29 juin – 12 septembre 2011
11h00 – 21h00

Galerie du Centre Pompidou, Paris

Au cours des années 1920, Constantin Brancusi instaure un dialogue fécond entre sa production sculptée, la photographie et le film. Sur les conseils de Man Ray, il entreprend de réaliser des photographies de ses sculptures et peu après, de les filmer.

À travers un ensemble exceptionnel d’une centaine de photographies et de films inédits, l’exposition montre, pour la première fois, sa production photographique et cinématographique en explorant les divers aspects de cette relation.

Mieux que tout autre artiste de sa génération, Constantin Brancusi a pleinement conscience de la révolution que les procédés de reproduction analogiques, film et photographie, allaient accomplir sur la perception de l’oeuvre d’art. L’artiste entreprend de rechercher la vérité même des oeuvres reproduites – le dynamisme, l’énergie et les vibrations qui s’en dégagent.
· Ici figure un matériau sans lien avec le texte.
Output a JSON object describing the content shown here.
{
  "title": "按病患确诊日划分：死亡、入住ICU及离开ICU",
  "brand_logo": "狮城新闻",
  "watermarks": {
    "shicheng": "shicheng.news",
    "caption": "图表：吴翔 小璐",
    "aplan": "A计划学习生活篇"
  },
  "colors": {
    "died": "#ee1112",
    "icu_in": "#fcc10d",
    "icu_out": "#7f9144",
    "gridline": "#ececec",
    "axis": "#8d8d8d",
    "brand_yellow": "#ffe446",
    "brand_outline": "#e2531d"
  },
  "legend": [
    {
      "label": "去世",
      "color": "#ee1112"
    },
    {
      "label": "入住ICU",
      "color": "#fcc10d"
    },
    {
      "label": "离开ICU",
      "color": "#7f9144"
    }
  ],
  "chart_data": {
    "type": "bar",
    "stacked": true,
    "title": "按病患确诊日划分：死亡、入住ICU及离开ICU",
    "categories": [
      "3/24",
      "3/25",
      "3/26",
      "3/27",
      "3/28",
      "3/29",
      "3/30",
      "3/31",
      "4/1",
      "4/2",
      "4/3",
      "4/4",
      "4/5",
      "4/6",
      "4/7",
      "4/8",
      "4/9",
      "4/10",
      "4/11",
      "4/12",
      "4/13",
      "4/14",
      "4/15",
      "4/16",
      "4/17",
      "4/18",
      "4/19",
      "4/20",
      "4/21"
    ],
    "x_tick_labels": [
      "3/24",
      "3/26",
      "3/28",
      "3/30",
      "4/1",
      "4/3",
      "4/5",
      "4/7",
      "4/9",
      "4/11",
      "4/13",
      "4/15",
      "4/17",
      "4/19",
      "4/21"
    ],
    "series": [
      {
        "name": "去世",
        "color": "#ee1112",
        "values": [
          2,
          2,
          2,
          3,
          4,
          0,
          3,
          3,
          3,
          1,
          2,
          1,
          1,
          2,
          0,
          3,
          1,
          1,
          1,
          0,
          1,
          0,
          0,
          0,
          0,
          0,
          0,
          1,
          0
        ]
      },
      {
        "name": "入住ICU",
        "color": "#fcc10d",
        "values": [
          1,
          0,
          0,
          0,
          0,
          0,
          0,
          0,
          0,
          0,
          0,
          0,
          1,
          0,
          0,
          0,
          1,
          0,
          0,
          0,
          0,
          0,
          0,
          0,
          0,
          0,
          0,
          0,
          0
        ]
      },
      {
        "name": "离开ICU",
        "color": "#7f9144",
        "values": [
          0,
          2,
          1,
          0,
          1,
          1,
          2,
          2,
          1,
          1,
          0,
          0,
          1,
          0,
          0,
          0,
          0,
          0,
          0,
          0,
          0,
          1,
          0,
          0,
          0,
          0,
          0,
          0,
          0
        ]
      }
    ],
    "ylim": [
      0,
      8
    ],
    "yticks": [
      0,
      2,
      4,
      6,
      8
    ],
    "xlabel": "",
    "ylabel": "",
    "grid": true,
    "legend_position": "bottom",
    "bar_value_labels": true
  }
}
Jeux détonnants sur la lumière et les matériaux, sur le mouvement et sur le cadrage, essais innombrables sur les multiples états possibles d’un même cliché et d’une même oeuvre, allers-retours incessants entre l’image animée et l’image arrêtée, contribuent à la construction d’un regard singulier sur ses productions sculptées.

Par delà la saisie de ses sculptures, ces préoccupations se retrouvent pleinement exprimées dans le reste de sa production filmique et photographique encore peu étudiée – films de voyage, photographies d’amis dans l’atelier, de modèles dansant parmi ses sculptures, essais expérimentaux divers… Constantin Brancusi a, par le prisme de l’enregistrement analogique, accompli une métamorphose profonde de ses oeuvres, les révélant sous un jour nouveau.